Ne reste que son souvenir chez la maitresse et peut-être chez quelques élèves.
Une signalétique indique le nom de l’enseignant. Je n’ étais jamais retournée ici depuis ce mois de novembre, il y aura bientôt douze ans, et ma famille en a été doublement
surprise.
Il est des temps forts dans notre vie qui échappent à ceux qui nous aiment.
Mais avec les personnes qui nous aiment… vivons-nous suffisamment de temps riches d’eux, de nous ?
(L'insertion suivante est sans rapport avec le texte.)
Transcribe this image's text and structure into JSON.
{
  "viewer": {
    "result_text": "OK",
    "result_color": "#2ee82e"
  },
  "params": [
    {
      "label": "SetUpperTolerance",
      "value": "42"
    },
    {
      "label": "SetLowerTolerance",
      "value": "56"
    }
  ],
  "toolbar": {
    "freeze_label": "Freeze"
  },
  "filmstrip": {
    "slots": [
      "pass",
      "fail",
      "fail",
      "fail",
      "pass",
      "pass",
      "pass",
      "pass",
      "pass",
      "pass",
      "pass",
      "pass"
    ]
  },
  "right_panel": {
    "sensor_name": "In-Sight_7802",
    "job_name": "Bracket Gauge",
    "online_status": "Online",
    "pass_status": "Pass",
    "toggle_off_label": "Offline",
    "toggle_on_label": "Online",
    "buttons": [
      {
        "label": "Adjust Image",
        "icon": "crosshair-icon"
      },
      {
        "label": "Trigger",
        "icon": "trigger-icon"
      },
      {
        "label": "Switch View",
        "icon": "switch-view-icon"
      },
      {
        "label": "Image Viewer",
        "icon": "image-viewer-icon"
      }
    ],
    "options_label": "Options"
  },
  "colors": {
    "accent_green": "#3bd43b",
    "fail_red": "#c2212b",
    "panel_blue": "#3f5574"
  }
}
Cette qualité de présence à l’autre je l’ai donnée aux enfants, aux miens et à tout enfant qui a partagé une année ou quelques mois de sa vie en ma compagnie.
L’enfant est si authentique, qu’avec lui je peux être moi-même. Je cherche cette vérité, qu’elle se manifeste dans l’agitation ou dans la sérénité, peu importe, mais qu’elle soit
autour de moi ! Aucune vibration ne me la transmet, si ce n’est celle de la nature ou celle des animaux. Parfois je la ressens lorsque je suis concentrée dans l’écriture ou lors de
créations artistiques,
à condition que je sois seule.
L’art est-il vivant ? L’écriture n’est-elle pas vaine ? Me laisser absorber par ces activités, n’est-ce pas pure lâcheté et abandon de l’autre ?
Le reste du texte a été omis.